People have limited attention spans. Research in the 1970s and 1980s that tells us that the average human attention span is no more than 20 minutes, and that the best-recalled portion of a lecture is the first five minutes. Given that today’s generation of students are used to receiving information in easy-to-digest chunks (think of blogs and Twitter rather than lengthy books and articles), and prefer to do things themselves rather than listen to a long lecture, it seems clear that the job of maintaining student attention is even harder for the lecturer today. McKeachie’s (1986) observation that for lecturers to be effective they need to “combine the talents of scholar, writer, producer, comedian, showman, and teacher” (p. 55) rings ever truer.

Are Students Engaged?

Many lecturers talk about wanting their students to be engaged. But what do we really mean by this? Clearly, if students in your class are absent, or sleeping, or furtively texting, they probably aren’t engaged. But what of the students who are furiously scribbling notes, or seemingly hanging on your every word? Are they engaged? Professors often find that the class may seem to be paying attention, but they get little meaningful response when they ask the class questions to check their understanding. So what’s happening?

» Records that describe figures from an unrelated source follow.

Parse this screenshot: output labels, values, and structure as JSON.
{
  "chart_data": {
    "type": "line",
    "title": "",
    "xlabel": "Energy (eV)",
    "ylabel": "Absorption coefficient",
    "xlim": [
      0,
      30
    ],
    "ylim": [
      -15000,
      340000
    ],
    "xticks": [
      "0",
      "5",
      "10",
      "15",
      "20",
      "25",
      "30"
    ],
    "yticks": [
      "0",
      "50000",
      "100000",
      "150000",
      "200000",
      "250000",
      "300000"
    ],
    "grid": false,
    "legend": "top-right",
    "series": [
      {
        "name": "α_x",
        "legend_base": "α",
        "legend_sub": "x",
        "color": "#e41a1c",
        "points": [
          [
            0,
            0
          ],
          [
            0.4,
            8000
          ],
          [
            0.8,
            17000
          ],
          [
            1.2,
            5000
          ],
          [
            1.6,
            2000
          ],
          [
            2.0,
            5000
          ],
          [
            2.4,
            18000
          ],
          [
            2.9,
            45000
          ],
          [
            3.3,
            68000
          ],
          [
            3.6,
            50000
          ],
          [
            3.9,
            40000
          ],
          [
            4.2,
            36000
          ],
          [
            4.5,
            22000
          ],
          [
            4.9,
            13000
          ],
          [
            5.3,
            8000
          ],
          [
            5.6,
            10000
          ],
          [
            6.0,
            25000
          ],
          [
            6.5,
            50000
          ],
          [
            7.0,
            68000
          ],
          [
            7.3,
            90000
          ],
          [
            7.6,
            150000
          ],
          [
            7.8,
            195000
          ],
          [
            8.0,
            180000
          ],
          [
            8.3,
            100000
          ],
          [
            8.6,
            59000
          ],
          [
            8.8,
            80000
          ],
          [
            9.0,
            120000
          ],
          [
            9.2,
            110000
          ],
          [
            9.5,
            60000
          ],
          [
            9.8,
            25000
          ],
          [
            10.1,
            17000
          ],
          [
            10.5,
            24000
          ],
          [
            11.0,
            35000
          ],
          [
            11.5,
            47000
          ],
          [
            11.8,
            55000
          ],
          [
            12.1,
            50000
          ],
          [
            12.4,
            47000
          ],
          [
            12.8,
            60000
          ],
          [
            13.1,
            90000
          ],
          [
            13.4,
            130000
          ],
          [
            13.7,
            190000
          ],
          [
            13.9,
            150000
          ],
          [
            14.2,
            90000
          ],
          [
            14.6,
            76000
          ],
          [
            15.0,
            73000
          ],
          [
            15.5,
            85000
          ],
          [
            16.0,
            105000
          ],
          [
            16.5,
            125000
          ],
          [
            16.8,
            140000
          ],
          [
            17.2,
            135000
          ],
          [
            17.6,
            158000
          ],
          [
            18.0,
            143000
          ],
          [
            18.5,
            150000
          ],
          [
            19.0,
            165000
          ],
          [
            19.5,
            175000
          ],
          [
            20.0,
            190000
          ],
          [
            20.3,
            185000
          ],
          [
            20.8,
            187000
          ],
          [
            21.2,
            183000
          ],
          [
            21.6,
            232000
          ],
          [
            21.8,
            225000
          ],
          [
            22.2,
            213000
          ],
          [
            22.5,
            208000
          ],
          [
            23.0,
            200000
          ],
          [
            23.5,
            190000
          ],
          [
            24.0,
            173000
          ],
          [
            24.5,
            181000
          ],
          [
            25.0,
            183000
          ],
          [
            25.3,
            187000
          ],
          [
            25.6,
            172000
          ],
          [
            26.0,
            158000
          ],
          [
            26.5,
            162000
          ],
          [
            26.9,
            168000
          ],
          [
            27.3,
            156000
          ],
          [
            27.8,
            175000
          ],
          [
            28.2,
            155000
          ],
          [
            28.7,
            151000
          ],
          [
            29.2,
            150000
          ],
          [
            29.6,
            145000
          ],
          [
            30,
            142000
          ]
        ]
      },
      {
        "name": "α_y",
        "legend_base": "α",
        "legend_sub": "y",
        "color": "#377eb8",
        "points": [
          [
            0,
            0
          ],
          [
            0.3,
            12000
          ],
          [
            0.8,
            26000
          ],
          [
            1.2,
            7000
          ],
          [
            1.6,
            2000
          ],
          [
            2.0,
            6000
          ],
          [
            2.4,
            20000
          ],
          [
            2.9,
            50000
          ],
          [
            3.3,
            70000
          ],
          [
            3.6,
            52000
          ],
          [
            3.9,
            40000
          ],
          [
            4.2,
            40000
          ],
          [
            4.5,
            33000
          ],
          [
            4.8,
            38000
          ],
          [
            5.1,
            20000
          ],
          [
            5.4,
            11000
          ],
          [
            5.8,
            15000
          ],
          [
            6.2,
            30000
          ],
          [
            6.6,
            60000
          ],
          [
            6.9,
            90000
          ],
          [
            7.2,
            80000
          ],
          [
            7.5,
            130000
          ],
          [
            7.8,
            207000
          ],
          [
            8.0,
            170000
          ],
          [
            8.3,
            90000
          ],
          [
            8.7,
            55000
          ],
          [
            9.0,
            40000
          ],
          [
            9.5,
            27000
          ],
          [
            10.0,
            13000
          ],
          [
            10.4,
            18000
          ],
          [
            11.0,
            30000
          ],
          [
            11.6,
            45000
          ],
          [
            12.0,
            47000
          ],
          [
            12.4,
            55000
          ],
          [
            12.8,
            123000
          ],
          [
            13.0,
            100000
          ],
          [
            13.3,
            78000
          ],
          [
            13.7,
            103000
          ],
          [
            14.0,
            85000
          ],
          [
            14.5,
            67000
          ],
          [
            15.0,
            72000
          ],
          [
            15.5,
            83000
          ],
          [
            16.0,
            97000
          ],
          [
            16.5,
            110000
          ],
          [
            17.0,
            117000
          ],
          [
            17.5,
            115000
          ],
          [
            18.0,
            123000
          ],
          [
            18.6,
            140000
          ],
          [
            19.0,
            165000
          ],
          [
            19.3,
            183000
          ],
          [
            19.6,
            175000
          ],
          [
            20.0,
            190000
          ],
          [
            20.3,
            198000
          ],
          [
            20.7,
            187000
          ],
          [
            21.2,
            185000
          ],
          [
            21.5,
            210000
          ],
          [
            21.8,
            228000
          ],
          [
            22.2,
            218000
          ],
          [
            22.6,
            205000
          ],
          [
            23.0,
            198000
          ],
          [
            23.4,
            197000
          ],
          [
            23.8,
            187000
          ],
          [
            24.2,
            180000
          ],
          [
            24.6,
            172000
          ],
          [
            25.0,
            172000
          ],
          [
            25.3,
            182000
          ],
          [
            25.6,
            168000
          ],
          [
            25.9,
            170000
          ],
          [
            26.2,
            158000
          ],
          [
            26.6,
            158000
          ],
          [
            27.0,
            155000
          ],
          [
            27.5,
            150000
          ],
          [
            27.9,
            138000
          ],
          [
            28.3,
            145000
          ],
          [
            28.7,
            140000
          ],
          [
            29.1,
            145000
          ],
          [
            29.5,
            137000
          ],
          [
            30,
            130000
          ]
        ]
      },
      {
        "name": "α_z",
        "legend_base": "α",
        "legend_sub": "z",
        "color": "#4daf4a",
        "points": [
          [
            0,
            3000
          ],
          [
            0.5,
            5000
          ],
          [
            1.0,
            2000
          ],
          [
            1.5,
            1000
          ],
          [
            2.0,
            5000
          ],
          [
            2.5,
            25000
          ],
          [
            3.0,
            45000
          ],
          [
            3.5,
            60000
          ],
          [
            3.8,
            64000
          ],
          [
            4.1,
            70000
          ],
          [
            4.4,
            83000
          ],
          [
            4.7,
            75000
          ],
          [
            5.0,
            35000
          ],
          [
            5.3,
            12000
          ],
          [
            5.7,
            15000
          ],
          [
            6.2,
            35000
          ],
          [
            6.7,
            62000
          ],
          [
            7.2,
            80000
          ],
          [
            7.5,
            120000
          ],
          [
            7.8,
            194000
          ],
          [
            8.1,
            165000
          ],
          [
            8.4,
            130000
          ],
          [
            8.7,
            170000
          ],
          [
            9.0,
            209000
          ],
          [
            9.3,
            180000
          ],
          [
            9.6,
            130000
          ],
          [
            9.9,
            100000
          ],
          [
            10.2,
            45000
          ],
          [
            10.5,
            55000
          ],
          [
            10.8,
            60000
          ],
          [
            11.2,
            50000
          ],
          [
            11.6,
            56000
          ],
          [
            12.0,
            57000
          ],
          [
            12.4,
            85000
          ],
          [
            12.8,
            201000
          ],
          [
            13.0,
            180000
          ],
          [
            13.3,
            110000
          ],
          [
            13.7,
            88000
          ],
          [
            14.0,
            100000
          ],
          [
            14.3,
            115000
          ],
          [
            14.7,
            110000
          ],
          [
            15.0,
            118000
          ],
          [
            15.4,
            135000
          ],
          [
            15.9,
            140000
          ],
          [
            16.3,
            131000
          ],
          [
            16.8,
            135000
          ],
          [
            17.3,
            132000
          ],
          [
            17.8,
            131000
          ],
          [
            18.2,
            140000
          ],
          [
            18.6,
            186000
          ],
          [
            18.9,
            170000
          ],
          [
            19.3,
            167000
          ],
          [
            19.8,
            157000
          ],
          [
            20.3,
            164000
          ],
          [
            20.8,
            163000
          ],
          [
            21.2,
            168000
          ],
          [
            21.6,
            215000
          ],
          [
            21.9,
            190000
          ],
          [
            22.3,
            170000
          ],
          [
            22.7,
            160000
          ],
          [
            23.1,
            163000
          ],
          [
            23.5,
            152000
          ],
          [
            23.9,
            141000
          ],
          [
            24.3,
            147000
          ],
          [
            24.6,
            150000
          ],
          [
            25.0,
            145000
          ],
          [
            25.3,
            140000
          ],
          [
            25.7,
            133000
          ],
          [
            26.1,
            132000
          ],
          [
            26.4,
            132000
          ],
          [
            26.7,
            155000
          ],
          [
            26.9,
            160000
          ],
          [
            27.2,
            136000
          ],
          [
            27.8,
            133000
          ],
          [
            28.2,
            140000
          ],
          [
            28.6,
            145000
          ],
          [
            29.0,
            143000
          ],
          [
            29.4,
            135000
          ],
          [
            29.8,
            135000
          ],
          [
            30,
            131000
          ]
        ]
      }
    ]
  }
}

First, let’s clear up the difference between being attentive and being engaged. Being attentive is all about politely listening. It’s fairly easy to be attentive, and luckily most students are attentive most of the time. After all, appearing attentive is something we have needed to master to survive both the school system and many other social situations. Students are usually pretty good at it.

But being engaged kicks things up to another level. Being engaged means actively thinking about what has just been said, and processing ideas and constructs. Marton and Säljö (1976) talk about the difference between surface processing of information (trying to remember the words) and deep processing — seeing implications, relating it to other information in the lecture or from their own experience and reading. Engagement that involves deep processing requires the student not just to listen to your words, but to transform them into their own. Deep processing is where the real learning and understanding takes place.